楊南泰看著她不說話,沉毅的臉龐上悄然露出一絲笑容,是那樣的嬌寵著她。
忽然,他的笑容漸漸消失,眉宇低沉逸出一絲殺氣,明曇登時驚覺,順著楊南泰的視線向西望去,海面上由遠而近飛來十數道人影。
及至里許,那些人影倏忽散開,分向兩翼延伸包抄,隱隱將小船圍住。
「天心池、雪峰派……還有神會宗?」儘管這些人明曇一個不識,但還是認出了他們的身法,從而迅速判斷出對方的來歷。
可她的心中卻越發疑惑,情不自禁地攥緊掌心裡的貝殼,望向楊南泰。
楊南泰仿似對這一切熟視無睹,彎下腰來分揀著網中的魚貝,雙手沉穩依舊。
「衛道士?」明曇隱隱猜到了這夥人的身分,心頭一沉道:「他們是來找你的?」
楊南泰不置可否,回身取過酒罈仰頭喝了幾大口,這才回答道:「無所謂。」
明曇滿腹疑竇道:「可……他們怎會找到我們的?」
楊南泰心中雪亮,這夥人定是仙林四柱派出擒拿明曇的死士。
無需問,潛伏在滅照宮中的內奸早將明曇恢複清醒,隨楊恆而去的消息傳遞了出去,故而仙林四柱早盯上了自己,否則絕不可能找到這座海邊漁村。

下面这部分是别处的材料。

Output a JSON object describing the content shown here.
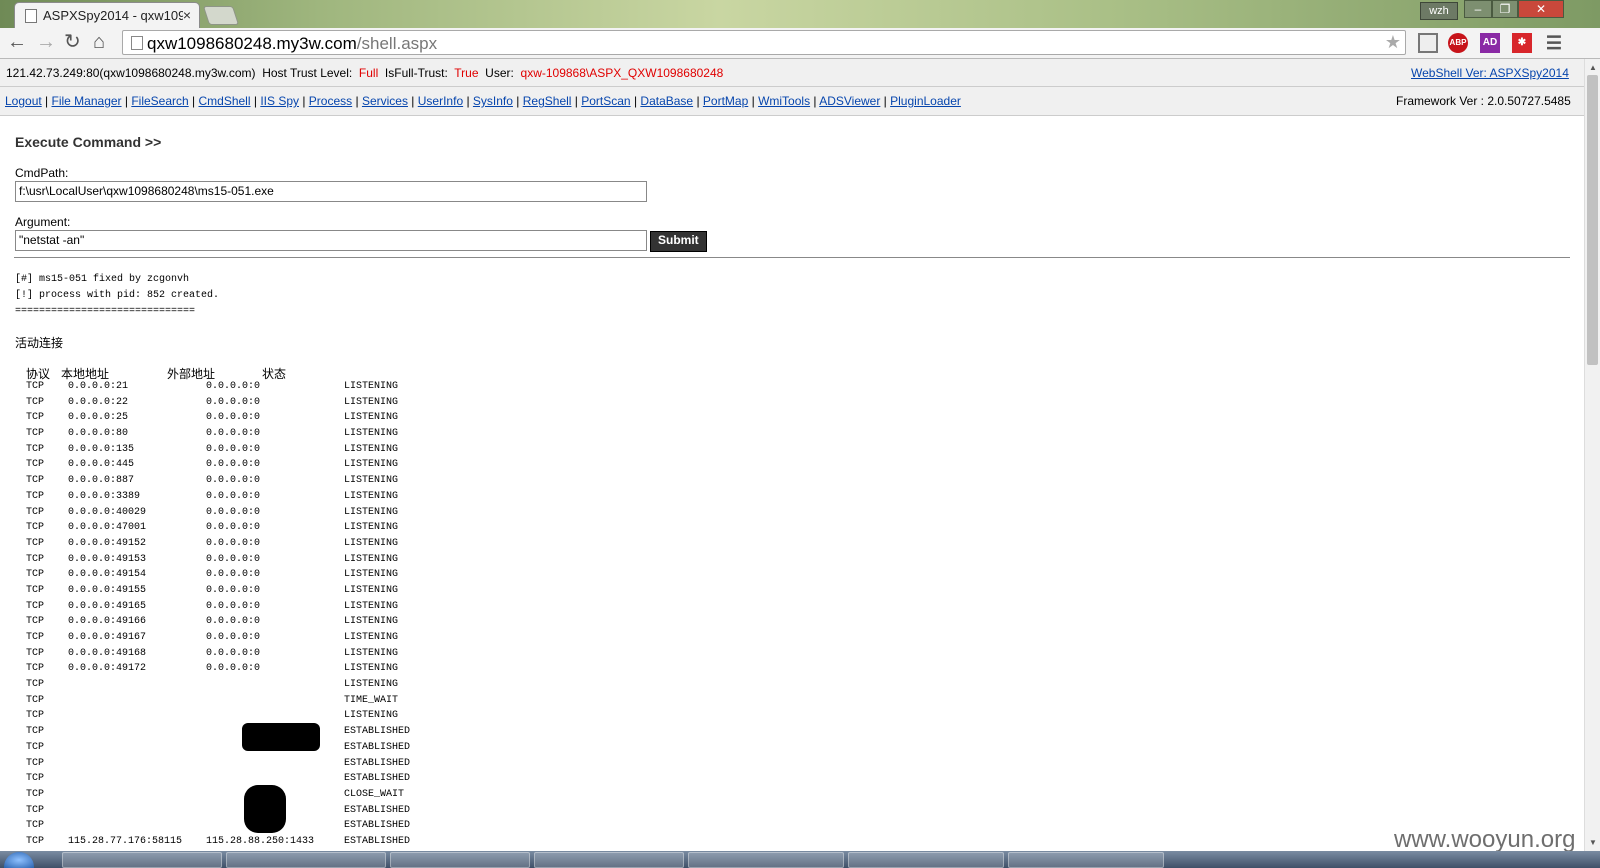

楊南泰更進一步他醒悟到,這十八個來自三大門派的年輕死士已埋伏在漁村周圍多時,只因忌憚楊恆驚世駭俗的強橫修為,始終不敢輕舉妄動。
現在,機會來了。
也好,就讓這群不知死活的東西趁早出手,早死早投胎!
不一刻,包圍圈業已形成,整齊劃一地向著小船收緊,迫至十丈開外又停住。
明曇又看了眼楊南泰背後的擎天古劍,腦海里閃念道:「莫非他早有預料?」
這時一名天心池的中年男子飄身出列,遠遠向小船方向一抱拳道:「明曇師叔,楊二先生,在下高建齡,多有叨擾了。」
楊南泰壓根沒用正眼看他,繼續背身撿拾,令得高建齡一陣尷尬。
明曇已穩住心神,和聲問道:「原來是天心池的高師侄,不知有何指教?」
高建齡面無表情,只是語氣里還含著三分恭謹,回答道:「我等奉宗盟主之命,特來促請明曇師叔前往長白山作客幾日。」
明曇一凜,方才明白這十八名衛道士竟然是來找自己的!
她更從高建齡稱呼宗神秀為「宗盟主」而非「宗掌門」的細節里,推斷到這是一次仙林四柱的聯合行動,然而奇怪的是,十八名衛道士中並無一個雲岩宗的弟子,或許是為了避嫌?